Ill Considered
Como um boxeur no dia seguinte ao combate
Três músicos num palco, mas soavam a muito mais. Muito fumo e luzes. O ambiente do clube do Cais do Sodré estava perfeito. Os Ill Considered devem ser muito mais considerados, mas até os ouvirmos ao vivo, não o sabíamos. De soar a sovar vai um vê de distância. E o vê esteve lá..
Começámos com um baixo dub, profundo e denso em ciclos repetitivos. Por cima estava um saxofone desgostoso a repetir a mesma frase; a criar melodias, também baseadas na repetição, que evoluiam lentamente. A bateria contava outra história. Era um boxeur entre as cordas de um ringue: superatenta, rapidíssima, frequentemente no limite do que as máquinas criam para o trance.
A música estava a ser improvisada, feita no momento, a partir destas pequenas ideias: e não há nada mais belo do que ver, ao vivo, do pouco fazer-se muito. É talvez este a maior atração que o jazz oferece.
Tudo parte de ideias melódicas curtas, baixos cíclicos. O saxofonista Idris Rahman parecia que tinha o pulmão ligado a um compressor. Nunca parou, sempre a soprar repetições, adicionando mais uma nota, e depois outra, fazendo a música evoluir lentamente por cima de um imenso groove de baixo e bateria.
Esta fórmula – baixo, bateria e saxofone – quando é bem usada, é uma coisa extraordinária. Vem de trás (Sonny Rollins na Freedom Suite, Ornette no Golden Circle, Dave Holland Triplicate, por exemplo) e quando levou com a eletrificação renovou-se.
Foi esforçada ao máximo com os Painkiller de John Zorn/Bill Laswell. Curiosamente a (ainda por reconhecer) baixista Carol Kaye, que toca com palheta, apesar de não ter (que eu saiba) nenhum registo neste formato é aquela que, mostrará de forma mais clara esta ideia de um baixo simples e direto, sem ser necessariamente funky (como em Miles) a funcionar (e mais tarde Steve Swallow). E é pela estrada de Kaye que o baixista Liran Doni vai. Sem nunca ser jamaicano ou magrebino – mas usando bem a receita - manteve sempre uma certa simplicidade e os níveis de referenciação dentro dos recomendados. A sua forma de tocar não tem demasiado raggae nem funky. Usa um som sísmico (claramente descendente de Laswell) e um fraseado de ciclos curtos, muito bonitos, que permitem ao saxofone ter a liberdade total numa base que abana, mas não cai.

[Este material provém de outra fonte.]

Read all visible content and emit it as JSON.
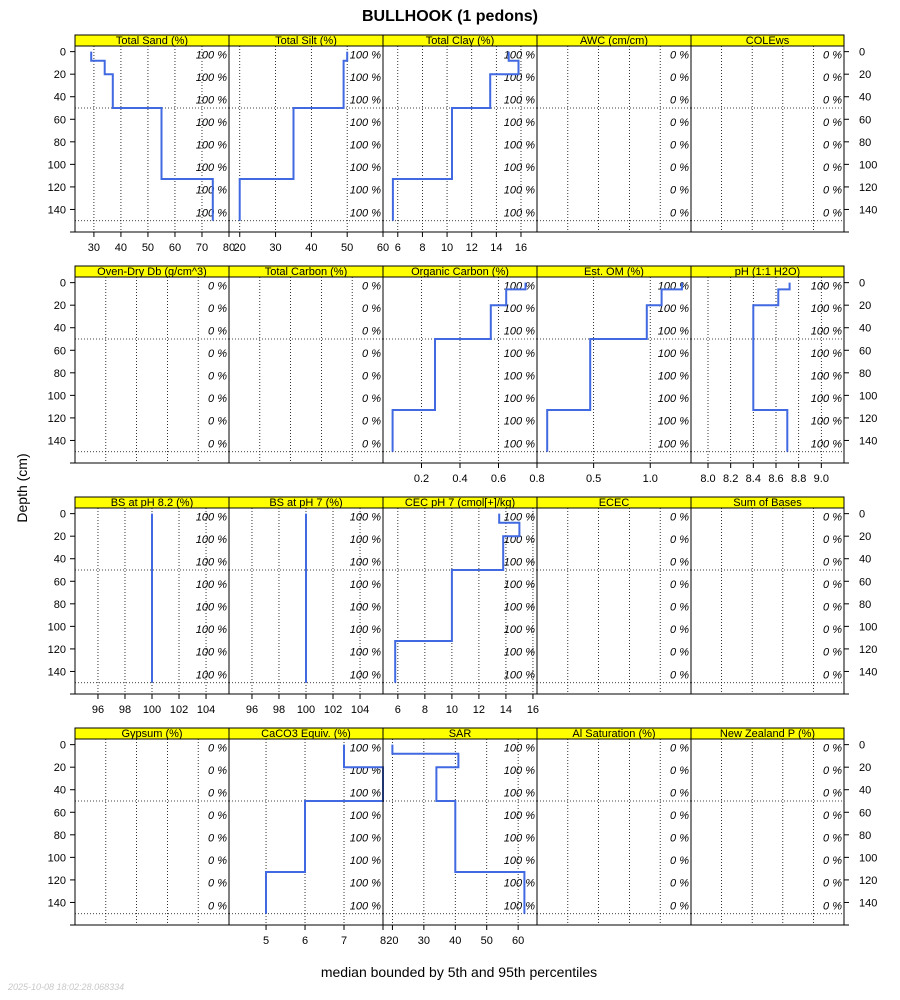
{
  "title": "BULLHOOK (1 pedons)",
  "ylabel": "Depth (cm)",
  "xlabel": "median bounded by 5th and 95th percentiles",
  "timestamp": "2025-10-08 18:02:28.068334",
  "colors": {
    "strip": "#ffff00",
    "line": "#4169e1",
    "grid": "#000000"
  },
  "chart_data": {
    "type": "line",
    "y_axis": {
      "label": "Depth (cm)",
      "ylim": [
        -5,
        160
      ],
      "ticks": [
        0,
        20,
        40,
        60,
        80,
        100,
        120,
        140
      ],
      "reversed": true
    },
    "percent_labels_at_depth": [
      2.5,
      22.5,
      42.5,
      62.5,
      82.5,
      102.5,
      122.5,
      142.5
    ],
    "reference_depths": [
      50,
      150
    ],
    "panels": [
      {
        "name": "Total Sand (%)",
        "xlim": [
          23,
          80
        ],
        "xticks": [
          30,
          40,
          50,
          60,
          70,
          80
        ],
        "pct": "100 %",
        "profile": [
          [
            29,
            0
          ],
          [
            29,
            8
          ],
          [
            34,
            8
          ],
          [
            34,
            20
          ],
          [
            37,
            20
          ],
          [
            37,
            50
          ],
          [
            55,
            50
          ],
          [
            55,
            113
          ],
          [
            74,
            113
          ],
          [
            74,
            150
          ]
        ]
      },
      {
        "name": "Total Silt (%)",
        "xlim": [
          17,
          60
        ],
        "xticks": [
          20,
          30,
          40,
          50,
          60
        ],
        "pct": "100 %",
        "profile": [
          [
            50,
            0
          ],
          [
            50,
            8
          ],
          [
            49,
            8
          ],
          [
            49,
            20
          ],
          [
            49,
            50
          ],
          [
            35,
            50
          ],
          [
            35,
            113
          ],
          [
            20,
            113
          ],
          [
            20,
            150
          ]
        ]
      },
      {
        "name": "Total Clay (%)",
        "xlim": [
          4.8,
          17.3
        ],
        "xticks": [
          6,
          8,
          10,
          12,
          14,
          16
        ],
        "pct": "100 %",
        "profile": [
          [
            15,
            0
          ],
          [
            15,
            8
          ],
          [
            15.8,
            8
          ],
          [
            15.8,
            20
          ],
          [
            13.5,
            20
          ],
          [
            13.5,
            50
          ],
          [
            10.4,
            50
          ],
          [
            10.4,
            113
          ],
          [
            5.6,
            113
          ],
          [
            5.6,
            150
          ]
        ]
      },
      {
        "name": "AWC (cm/cm)",
        "xlim": [
          0,
          1
        ],
        "xticks": [],
        "pct": "0 %",
        "profile": []
      },
      {
        "name": "COLEws",
        "xlim": [
          0,
          1
        ],
        "xticks": [],
        "pct": "0 %",
        "profile": []
      },
      {
        "name": "Oven-Dry Db (g/cm^3)",
        "xlim": [
          0,
          1
        ],
        "xticks": [],
        "pct": "0 %",
        "profile": []
      },
      {
        "name": "Total Carbon (%)",
        "xlim": [
          0,
          1
        ],
        "xticks": [],
        "pct": "0 %",
        "profile": []
      },
      {
        "name": "Organic Carbon (%)",
        "xlim": [
          0,
          0.8
        ],
        "xticks": [
          0.2,
          0.4,
          0.6,
          0.8
        ],
        "xticklabels": [
          "0.2",
          "0.4",
          "0.6",
          "0.8"
        ],
        "pct": "100 %",
        "profile": [
          [
            0.74,
            0
          ],
          [
            0.74,
            6
          ],
          [
            0.64,
            6
          ],
          [
            0.64,
            20
          ],
          [
            0.56,
            20
          ],
          [
            0.56,
            50
          ],
          [
            0.27,
            50
          ],
          [
            0.27,
            113
          ],
          [
            0.05,
            113
          ],
          [
            0.05,
            150
          ]
        ]
      },
      {
        "name": "Est. OM (%)",
        "xlim": [
          0,
          1.36
        ],
        "xticks": [
          0.5,
          1.0
        ],
        "xticklabels": [
          "0.5",
          "1.0"
        ],
        "pct": "100 %",
        "profile": [
          [
            1.28,
            0
          ],
          [
            1.28,
            6
          ],
          [
            1.1,
            6
          ],
          [
            1.1,
            20
          ],
          [
            0.97,
            20
          ],
          [
            0.97,
            50
          ],
          [
            0.47,
            50
          ],
          [
            0.47,
            113
          ],
          [
            0.09,
            113
          ],
          [
            0.09,
            150
          ]
        ]
      },
      {
        "name": "pH (1:1 H2O)",
        "xlim": [
          7.85,
          9.2
        ],
        "xticks": [
          8.0,
          8.2,
          8.4,
          8.6,
          8.8,
          9.0
        ],
        "xticklabels": [
          "8.0",
          "8.2",
          "8.4",
          "8.6",
          "8.8",
          "9.0"
        ],
        "pct": "100 %",
        "profile": [
          [
            8.72,
            0
          ],
          [
            8.72,
            6
          ],
          [
            8.62,
            6
          ],
          [
            8.62,
            20
          ],
          [
            8.4,
            20
          ],
          [
            8.4,
            113
          ],
          [
            8.7,
            113
          ],
          [
            8.7,
            150
          ]
        ]
      },
      {
        "name": "BS at pH 8.2 (%)",
        "xlim": [
          94.3,
          105.7
        ],
        "xticks": [
          96,
          98,
          100,
          102,
          104
        ],
        "pct": "100 %",
        "profile": [
          [
            100,
            0
          ],
          [
            100,
            150
          ]
        ]
      },
      {
        "name": "BS at pH 7 (%)",
        "xlim": [
          94.3,
          105.7
        ],
        "xticks": [
          96,
          98,
          100,
          102,
          104
        ],
        "pct": "100 %",
        "profile": [
          [
            100,
            0
          ],
          [
            100,
            150
          ]
        ]
      },
      {
        "name": "CEC pH 7 (cmol[+]/kg)",
        "xlim": [
          4.9,
          16.3
        ],
        "xticks": [
          6,
          8,
          10,
          12,
          14,
          16
        ],
        "pct": "100 %",
        "profile": [
          [
            13.5,
            0
          ],
          [
            13.5,
            8
          ],
          [
            15,
            8
          ],
          [
            15,
            20
          ],
          [
            13.8,
            20
          ],
          [
            13.8,
            50
          ],
          [
            10,
            50
          ],
          [
            10,
            113
          ],
          [
            5.8,
            113
          ],
          [
            5.8,
            150
          ]
        ]
      },
      {
        "name": "ECEC",
        "xlim": [
          0,
          1
        ],
        "xticks": [],
        "pct": "0 %",
        "profile": []
      },
      {
        "name": "Sum of Bases",
        "xlim": [
          0,
          1
        ],
        "xticks": [],
        "pct": "0 %",
        "profile": []
      },
      {
        "name": "Gypsum (%)",
        "xlim": [
          0,
          1
        ],
        "xticks": [],
        "pct": "0 %",
        "profile": []
      },
      {
        "name": "CaCO3 Equiv. (%)",
        "xlim": [
          4.05,
          8
        ],
        "xticks": [
          5,
          6,
          7,
          8
        ],
        "pct": "100 %",
        "profile": [
          [
            7,
            0
          ],
          [
            7,
            20
          ],
          [
            8,
            20
          ],
          [
            8,
            50
          ],
          [
            6,
            50
          ],
          [
            6,
            113
          ],
          [
            5,
            113
          ],
          [
            5,
            150
          ]
        ]
      },
      {
        "name": "SAR",
        "xlim": [
          17,
          66
        ],
        "xticks": [
          20,
          30,
          40,
          50,
          60
        ],
        "pct": "100 %",
        "profile": [
          [
            20,
            0
          ],
          [
            20,
            8
          ],
          [
            41,
            8
          ],
          [
            41,
            20
          ],
          [
            34,
            20
          ],
          [
            34,
            50
          ],
          [
            40,
            50
          ],
          [
            40,
            113
          ],
          [
            62,
            113
          ],
          [
            62,
            150
          ]
        ]
      },
      {
        "name": "Al Saturation (%)",
        "xlim": [
          0,
          1
        ],
        "xticks": [],
        "pct": "0 %",
        "profile": []
      },
      {
        "name": "New Zealand P (%)",
        "xlim": [
          0,
          1
        ],
        "xticks": [],
        "pct": "0 %",
        "profile": []
      }
    ]
  }
}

Emre Ramazanoglu cansou-nos só de ver, usando ritmos muito rápidos e simples, na órbita do trance, mas sempre a recombinar, variar, criando uma ilusão entre estabilidade e mudança muito atraente (não deixou de nos vir à memória os portugueses Olive Tree Dance). Mesmo quando a base rítmica soou tuaregue (num dos temas a bateria entrou em modo “camel, camel”), nunca se deixou ficar no mesmo lugar e conseguiu sempre surpreender.
Os Ill Considered podem estar de facto a ser mal considerados. A sua música é muito boa e o concerto no Music Box foi extraordinário. O trio merece sair do local de culto que agora ocupa e alcançar maiores audiências, mais consideração. A maneira como idealizaram a sua música é muito transversal. Saber bem ligar Grooves penetrantes, canções melancólicas e ritmos agitantes é uma “rare thing”.
Sabem ouvir-se uns aos outros muito bem. Soltam uma energia boa e uma enorme versatilidade com ingredientes muito simples. Deram um grande concerto em Lisboa num dos melhores clubes da capital para se ouvir música ao vivo.